Working at Jewish Social Services, I see this truth on a regular basis. We serve clients who are living in their cars. We work with community members with mental illness that makes it hard for them to maintain their housing. We welcome refugees to this country who have fled violent situations in their home country, have lived in temporary housing in a second country, and arrive here hoping to find a safe place to be rooted. We work with senior citizens who no longer are able to safely live independently in the homes in which they raised their families and have lived for decades. We help all of these people find new housing and accompany them as they make it home.

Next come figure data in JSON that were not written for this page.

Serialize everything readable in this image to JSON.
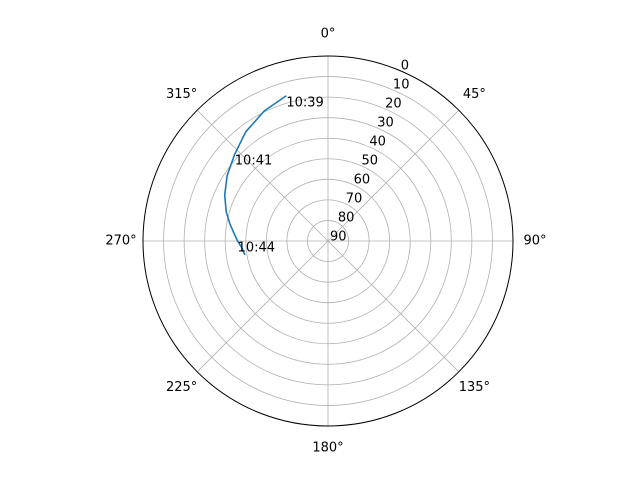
{
  "chart_data": {
    "type": "line",
    "projection": "polar",
    "theta_zero_location": "N",
    "theta_direction": "clockwise",
    "r_axis": "inverted",
    "rlim": [
      90,
      0
    ],
    "grid": true,
    "angle_ticks": [
      0,
      45,
      90,
      135,
      180,
      225,
      270,
      315
    ],
    "angle_tick_labels": [
      "0°",
      "45°",
      "90°",
      "135°",
      "180°",
      "225°",
      "270°",
      "315°"
    ],
    "radial_ticks": [
      0,
      10,
      20,
      30,
      40,
      50,
      60,
      70,
      80,
      90
    ],
    "radial_tick_labels": [
      "0",
      "10",
      "20",
      "30",
      "40",
      "50",
      "60",
      "70",
      "80",
      "90"
    ],
    "radial_label_angle": 22.5,
    "series": [
      {
        "color": "#1f77b4",
        "azimuth_deg": [
          344.0,
          334.0,
          323.0,
          313.0,
          303.0,
          294.0,
          286.0,
          280.0,
          275.0,
          270.0,
          265.5,
          260.5
        ],
        "altitude_deg": [
          16.5,
          19.5,
          23.5,
          28.0,
          31.5,
          35.0,
          38.5,
          41.5,
          44.0,
          46.0,
          48.0,
          49.0
        ]
      }
    ],
    "annotations": [
      {
        "text": "10:39",
        "azimuth_deg": 344.0,
        "altitude_deg": 16.5
      },
      {
        "text": "10:41",
        "azimuth_deg": 313.0,
        "altitude_deg": 28.0
      },
      {
        "text": "10:44",
        "azimuth_deg": 270.0,
        "altitude_deg": 46.0
      }
    ]
  }
}
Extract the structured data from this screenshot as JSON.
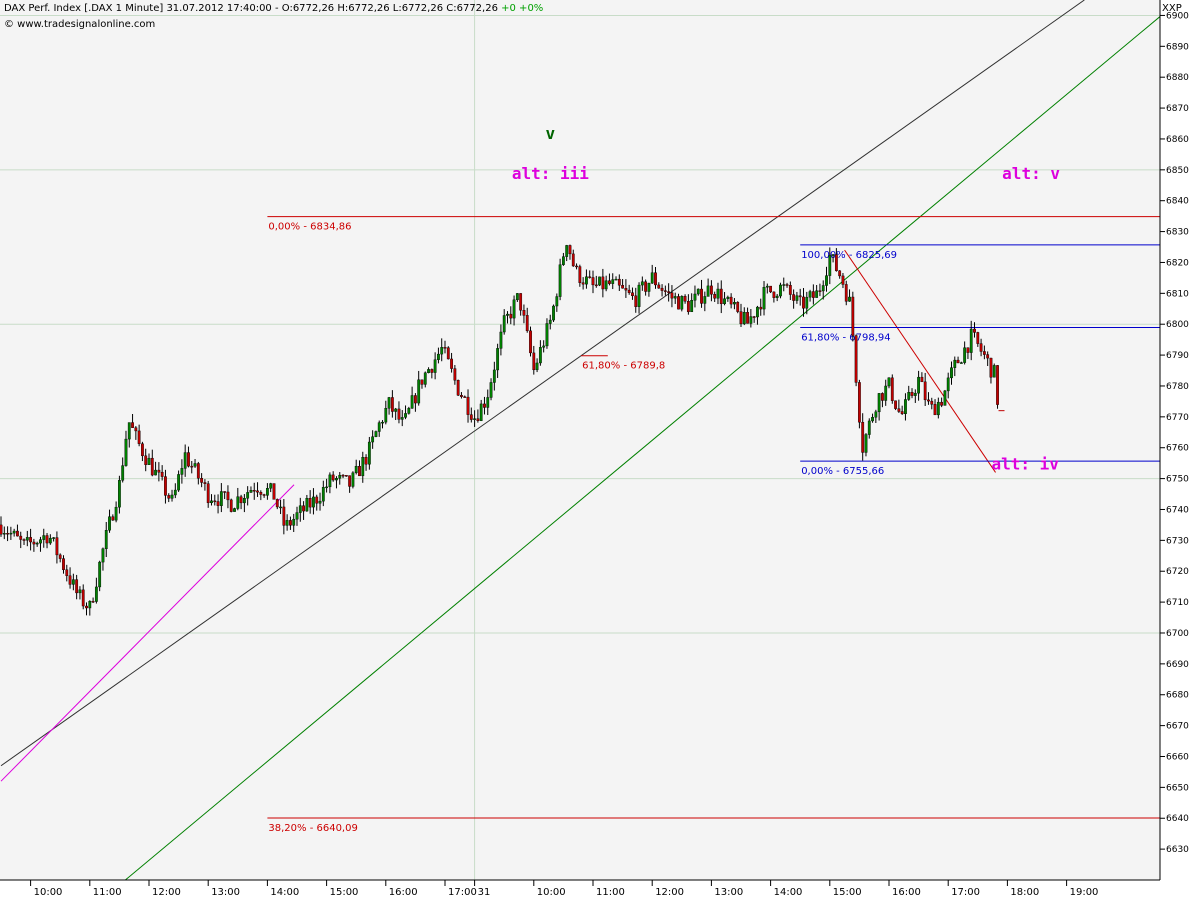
{
  "header": {
    "symbol_info": "DAX Perf. Index [.DAX  1 Minute] 31.07.2012 17:40:00 - O:6772,26 H:6772,26 L:6772,26 C:6772,26",
    "change": "+0 +0%",
    "source": "© www.tradesignalonline.com",
    "corner_label": "XXP"
  },
  "colors": {
    "background": "#f4f4f4",
    "grid": "#c8dcc8",
    "candle_up": "#008000",
    "candle_down": "#c00000",
    "fib_red": "#cc0000",
    "fib_blue": "#0000cc",
    "wave_purple": "#dd00dd",
    "wave_green": "#006400",
    "channel_black": "#303030",
    "channel_green": "#008000"
  },
  "chart_data": {
    "type": "candlestick",
    "title": "DAX Perf. Index [.DAX  1 Minute]",
    "ylim": [
      6620,
      6905
    ],
    "y_ticks": [
      6630,
      6640,
      6650,
      6660,
      6670,
      6680,
      6690,
      6700,
      6710,
      6720,
      6730,
      6740,
      6750,
      6760,
      6770,
      6780,
      6790,
      6800,
      6810,
      6820,
      6830,
      6840,
      6850,
      6860,
      6870,
      6880,
      6890,
      6900
    ],
    "x_ticks": [
      "10:00",
      "11:00",
      "12:00",
      "13:00",
      "14:00",
      "15:00",
      "16:00",
      "17:00",
      "31",
      "10:00",
      "11:00",
      "12:00",
      "13:00",
      "14:00",
      "15:00",
      "16:00",
      "17:00",
      "18:00",
      "19:00"
    ],
    "x_tick_slots": [
      0.5,
      1.5,
      2.5,
      3.5,
      4.5,
      5.5,
      6.5,
      7.5,
      8,
      9,
      10,
      11,
      12,
      13,
      14,
      15,
      16,
      17,
      18
    ],
    "grid_h_values": [
      6700,
      6750,
      6800,
      6850,
      6900
    ],
    "grid_v_slots": [
      8
    ],
    "price_path": [
      [
        0,
        6735
      ],
      [
        0.4,
        6728
      ],
      [
        0.8,
        6732
      ],
      [
        1.3,
        6712
      ],
      [
        1.5,
        6708
      ],
      [
        1.7,
        6725
      ],
      [
        2.0,
        6748
      ],
      [
        2.15,
        6769
      ],
      [
        2.3,
        6762
      ],
      [
        2.6,
        6752
      ],
      [
        2.9,
        6742
      ],
      [
        3.1,
        6758
      ],
      [
        3.5,
        6745
      ],
      [
        3.9,
        6742
      ],
      [
        4.3,
        6748
      ],
      [
        4.6,
        6745
      ],
      [
        4.8,
        6734
      ],
      [
        5.0,
        6738
      ],
      [
        5.3,
        6743
      ],
      [
        5.6,
        6750
      ],
      [
        5.9,
        6748
      ],
      [
        6.2,
        6758
      ],
      [
        6.4,
        6768
      ],
      [
        6.55,
        6774
      ],
      [
        6.8,
        6767
      ],
      [
        7.1,
        6782
      ],
      [
        7.45,
        6792
      ],
      [
        7.7,
        6780
      ],
      [
        8.0,
        6770
      ],
      [
        8.2,
        6776
      ],
      [
        8.5,
        6800
      ],
      [
        8.75,
        6809
      ],
      [
        9.0,
        6785
      ],
      [
        9.3,
        6802
      ],
      [
        9.55,
        6828
      ],
      [
        9.7,
        6817
      ],
      [
        10.0,
        6812
      ],
      [
        10.3,
        6813
      ],
      [
        10.7,
        6808
      ],
      [
        11.0,
        6815
      ],
      [
        11.3,
        6809
      ],
      [
        11.6,
        6806
      ],
      [
        12.0,
        6812
      ],
      [
        12.3,
        6806
      ],
      [
        12.6,
        6800
      ],
      [
        12.9,
        6810
      ],
      [
        13.2,
        6812
      ],
      [
        13.5,
        6806
      ],
      [
        13.8,
        6810
      ],
      [
        14.0,
        6822
      ],
      [
        14.2,
        6815
      ],
      [
        14.35,
        6806
      ],
      [
        14.45,
        6782
      ],
      [
        14.55,
        6760
      ],
      [
        14.8,
        6776
      ],
      [
        15.0,
        6780
      ],
      [
        15.2,
        6770
      ],
      [
        15.5,
        6782
      ],
      [
        15.7,
        6772
      ],
      [
        15.9,
        6776
      ],
      [
        16.1,
        6786
      ],
      [
        16.4,
        6796
      ],
      [
        16.6,
        6790
      ],
      [
        16.8,
        6783
      ],
      [
        16.85,
        6772
      ]
    ],
    "wave_labels": [
      {
        "text": "v",
        "slot": 9.28,
        "value": 6860,
        "color": "wave_green"
      },
      {
        "text": "alt: iii",
        "slot": 9.28,
        "value": 6847,
        "color": "wave_purple"
      },
      {
        "text": "alt: v",
        "slot": 17.4,
        "value": 6847,
        "color": "wave_purple"
      },
      {
        "text": "alt: iv",
        "slot": 17.3,
        "value": 6753,
        "color": "wave_purple"
      }
    ],
    "fib_levels": [
      {
        "label": "0,00% - 6834,86",
        "value": 6834.86,
        "from_slot": 4.5,
        "to_slot": 19.6,
        "color": "fib_red"
      },
      {
        "label": "38,20% - 6640,09",
        "value": 6640.09,
        "from_slot": 4.5,
        "to_slot": 19.6,
        "color": "fib_red"
      },
      {
        "label": "61,80% - 6789,8",
        "value": 6789.8,
        "from_slot": 9.8,
        "to_slot": 10.25,
        "color": "fib_red"
      },
      {
        "label": "100,00% - 6825,69",
        "value": 6825.69,
        "from_slot": 13.5,
        "to_slot": 19.6,
        "color": "fib_blue"
      },
      {
        "label": "61,80% - 6798,94",
        "value": 6798.94,
        "from_slot": 13.5,
        "to_slot": 19.6,
        "color": "fib_blue"
      },
      {
        "label": "0,00% - 6755,66",
        "value": 6755.66,
        "from_slot": 13.5,
        "to_slot": 19.6,
        "color": "fib_blue"
      }
    ],
    "trend_lines": [
      {
        "name": "black-channel",
        "from": [
          0,
          6657
        ],
        "to": [
          18.3,
          6905
        ],
        "color": "channel_black"
      },
      {
        "name": "green-channel",
        "from": [
          2.1,
          6620
        ],
        "to": [
          19.6,
          6900
        ],
        "color": "channel_green"
      },
      {
        "name": "purple-channel",
        "from": [
          0,
          6652
        ],
        "to": [
          4.95,
          6748
        ],
        "color": "wave_purple"
      },
      {
        "name": "red-down",
        "from": [
          14.25,
          6824
        ],
        "to": [
          16.8,
          6752
        ],
        "color": "fib_red"
      }
    ]
  }
}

This work is challenging in the Madison area, which has a very tight market that lacks sufficient affordable housing options. However, it can also be incredibly rewarding. Setting up a welcoming apartment for a newly arriving refugee family, securing affordable housing for a homeless client, or being present as seniors make the difficult transition to assisted living is holy work. It is Jewish work. We have a history as a people who wandered in the desert, who have been expelled from our homes by persecution, and who have yearned for a place to call home. We know the sanctity of home each time we walk through the doorpost with a mezuzah on it.
The sukkah reminds us of the universality of human vulnerability to the elements of nature and to the fragility of life. The sukkah is open on one side, and tradition instructs us to invite guests into our sukkah. We welcome others into our sukkah because community, more than any structure, provides us the strength to face life challenges. Together we not only survive but bring joy into our lives and make this holiday truly z’man simchateinu, the season of our joy.
Rabbi Renée Bauer is Director of Chaplaincy and Outreach at Jewish Social Services of Madison.